Investing, at a Time like This?

In the wake of an economy in the midst of incredible upheaval, many people are wondering if they should still consider investing their money in a vastly weakened stock market. If you talk to stockbrokers, they're likely to tell you not to sell your existing stocks, and to buy since stocks are currently quite low. Conversely, other 'experts' may advise you to take of all your money out of the markets and not invest at all. Who's right?

Frankly speaking, they both are. While you may have had quite a bit of money invested in the stock market and lost most of it, the truth of the matter is that when the market rebounds, you may likely see a very good return on your continued investment. Furthermore, some economists are of the opinion that selling your stocks will simply make matters worse. With the stock market's current volatility, many agree that it's best to just sit tight and wait things out. Or, for those that can still afford to invest in the stock market, now may be as good a time as any to find great deals.

Additionally, the American Association of Retired Persons (AARP) has a few suggestions of its own, as listed here:

  • Open a money market account (MMA) at your bank and link it to your checking account to allow for online- or telephone transfers. From that point on, make all of your deposits into the MMA where they'll immediately start drawing interest.
  • Never deposit any of your income directly into your checking account. The idea is for as much of your money as possible to be kept at work drawing interest from the moment that you receive it. Keep only a minimum necessary balance in your checking account and make transfers as needed by phone or online to cover any checks that you've written.
  • A check of most banks today will likely show find that basic savings accounts are paying less interest than the rate of inflation. As such, a savings account will actually lose money when inflation is factored in. Instead, put your money into an account that will pay you a higher rate of interest. An MMA will typically pay more interest than a standard savings account, and will still allow you to withdraw your money on demand.

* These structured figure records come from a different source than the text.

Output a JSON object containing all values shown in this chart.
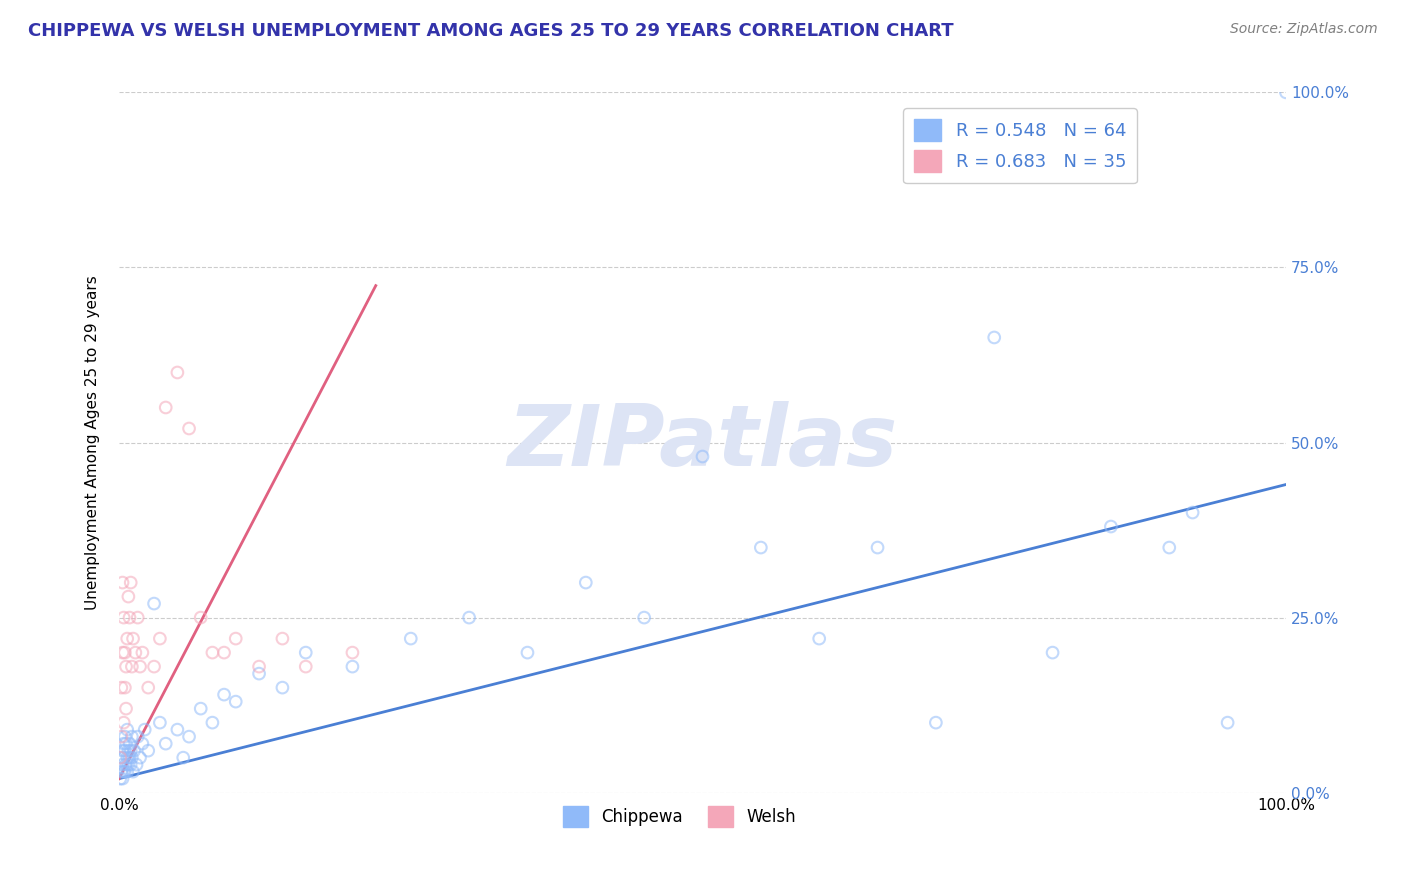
{
  "title": "CHIPPEWA VS WELSH UNEMPLOYMENT AMONG AGES 25 TO 29 YEARS CORRELATION CHART",
  "source_text": "Source: ZipAtlas.com",
  "ylabel": "Unemployment Among Ages 25 to 29 years",
  "xlim": [
    0.0,
    1.0
  ],
  "ylim": [
    0.0,
    1.0
  ],
  "ytick_labels": [
    "0.0%",
    "25.0%",
    "50.0%",
    "75.0%",
    "100.0%"
  ],
  "ytick_values": [
    0.0,
    0.25,
    0.5,
    0.75,
    1.0
  ],
  "chippewa_R": 0.548,
  "chippewa_N": 64,
  "welsh_R": 0.683,
  "welsh_N": 35,
  "chippewa_color": "#90baf9",
  "welsh_color": "#f4a7b9",
  "chippewa_line_color": "#4a7fd4",
  "welsh_line_color": "#e06080",
  "legend_text_color": "#4a7fd4",
  "title_color": "#3333aa",
  "background_color": "#ffffff",
  "watermark_text": "ZIPatlas",
  "watermark_color": "#dde4f5",
  "chippewa_x": [
    0.001,
    0.002,
    0.002,
    0.003,
    0.003,
    0.003,
    0.004,
    0.004,
    0.004,
    0.005,
    0.005,
    0.005,
    0.006,
    0.006,
    0.007,
    0.007,
    0.007,
    0.008,
    0.008,
    0.009,
    0.009,
    0.01,
    0.01,
    0.011,
    0.011,
    0.012,
    0.013,
    0.015,
    0.016,
    0.018,
    0.02,
    0.022,
    0.025,
    0.03,
    0.035,
    0.04,
    0.05,
    0.055,
    0.06,
    0.07,
    0.08,
    0.09,
    0.1,
    0.12,
    0.14,
    0.16,
    0.2,
    0.25,
    0.3,
    0.35,
    0.4,
    0.45,
    0.5,
    0.55,
    0.6,
    0.65,
    0.7,
    0.75,
    0.8,
    0.85,
    0.9,
    0.92,
    0.95,
    1.0
  ],
  "chippewa_y": [
    0.02,
    0.03,
    0.05,
    0.04,
    0.06,
    0.02,
    0.05,
    0.07,
    0.03,
    0.06,
    0.08,
    0.03,
    0.04,
    0.07,
    0.03,
    0.05,
    0.09,
    0.04,
    0.06,
    0.05,
    0.07,
    0.04,
    0.06,
    0.05,
    0.08,
    0.03,
    0.06,
    0.04,
    0.08,
    0.05,
    0.07,
    0.09,
    0.06,
    0.27,
    0.1,
    0.07,
    0.09,
    0.05,
    0.08,
    0.12,
    0.1,
    0.14,
    0.13,
    0.17,
    0.15,
    0.2,
    0.18,
    0.22,
    0.25,
    0.2,
    0.3,
    0.25,
    0.48,
    0.35,
    0.22,
    0.35,
    0.1,
    0.65,
    0.2,
    0.38,
    0.35,
    0.4,
    0.1,
    1.0
  ],
  "welsh_x": [
    0.001,
    0.002,
    0.002,
    0.003,
    0.003,
    0.004,
    0.004,
    0.005,
    0.005,
    0.006,
    0.006,
    0.007,
    0.008,
    0.009,
    0.01,
    0.011,
    0.012,
    0.014,
    0.016,
    0.018,
    0.02,
    0.025,
    0.03,
    0.035,
    0.04,
    0.05,
    0.06,
    0.07,
    0.08,
    0.09,
    0.1,
    0.12,
    0.14,
    0.16,
    0.2
  ],
  "welsh_y": [
    0.05,
    0.08,
    0.15,
    0.2,
    0.3,
    0.1,
    0.25,
    0.15,
    0.2,
    0.12,
    0.18,
    0.22,
    0.28,
    0.25,
    0.3,
    0.18,
    0.22,
    0.2,
    0.25,
    0.18,
    0.2,
    0.15,
    0.18,
    0.22,
    0.55,
    0.6,
    0.52,
    0.25,
    0.2,
    0.2,
    0.22,
    0.18,
    0.22,
    0.18,
    0.2
  ],
  "chippewa_slope": 0.42,
  "chippewa_intercept": 0.02,
  "welsh_slope": 3.2,
  "welsh_intercept": 0.02,
  "welsh_line_xend": 0.22,
  "grid_color": "#cccccc",
  "grid_style": "--",
  "scatter_size": 70,
  "scatter_alpha": 0.55,
  "scatter_linewidth": 1.5
}
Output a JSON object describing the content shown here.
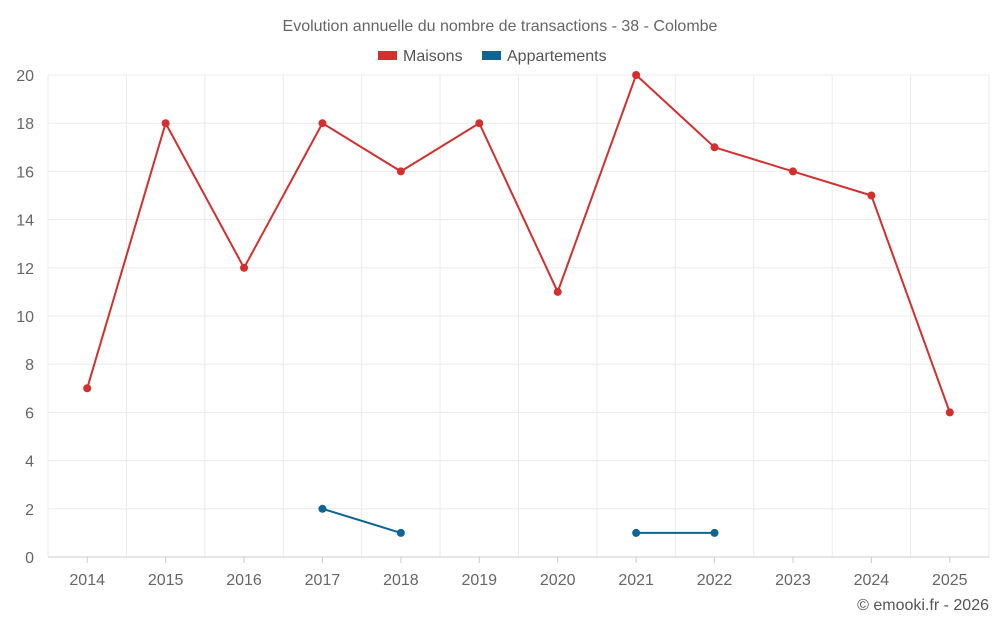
{
  "chart_data": {
    "type": "line",
    "title": "Evolution annuelle du nombre de transactions - 38 - Colombe",
    "categories": [
      "2014",
      "2015",
      "2016",
      "2017",
      "2018",
      "2019",
      "2020",
      "2021",
      "2022",
      "2023",
      "2024",
      "2025"
    ],
    "series": [
      {
        "name": "Maisons",
        "color": "#d32f2f",
        "values": [
          7,
          18,
          12,
          18,
          16,
          18,
          11,
          20,
          17,
          16,
          15,
          6
        ]
      },
      {
        "name": "Appartements",
        "color": "#0d6496",
        "values": [
          null,
          null,
          null,
          2,
          1,
          null,
          null,
          1,
          1,
          null,
          null,
          null
        ]
      }
    ],
    "ylim": [
      0,
      20
    ],
    "yticks": [
      0,
      2,
      4,
      6,
      8,
      10,
      12,
      14,
      16,
      18,
      20
    ],
    "xlabel": "",
    "ylabel": "",
    "grid": true,
    "legend": "top-center"
  },
  "credit": "© emooki.fr - 2026"
}
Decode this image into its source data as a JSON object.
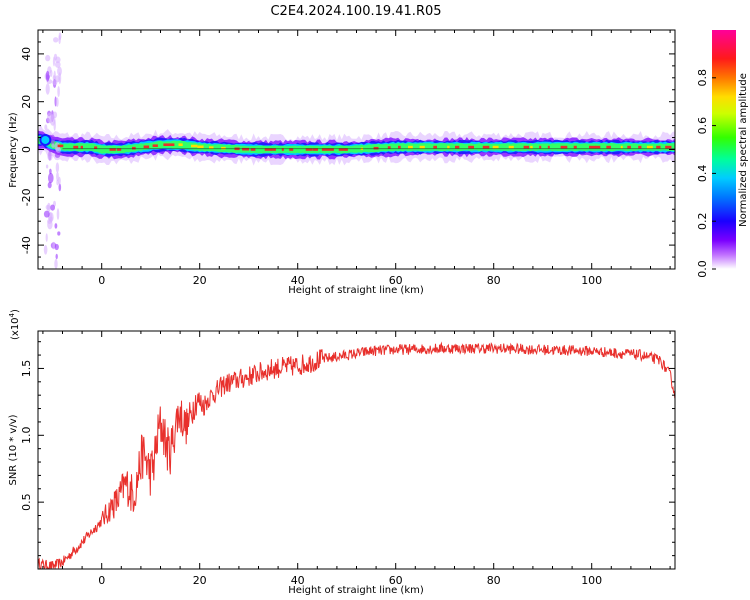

These suggestions are very important considering the fact that obtaining the best rate of return on your money is one of the core criteria necessary to survive this financial crisis. Although many individuals may not have considered the notion of transferring funds to a money market account, it does seem appropriate at this time. Research several banks in your area to determine their MMA rate offerings, and then compare them to the accounts at your current bank. Be sure to inquire about any fees that may be associated with the account, as well as other concerns that you may have. Remember, the name of the game today is not only securing your money, but also gaining additional interest at a time when every penny counts more and more.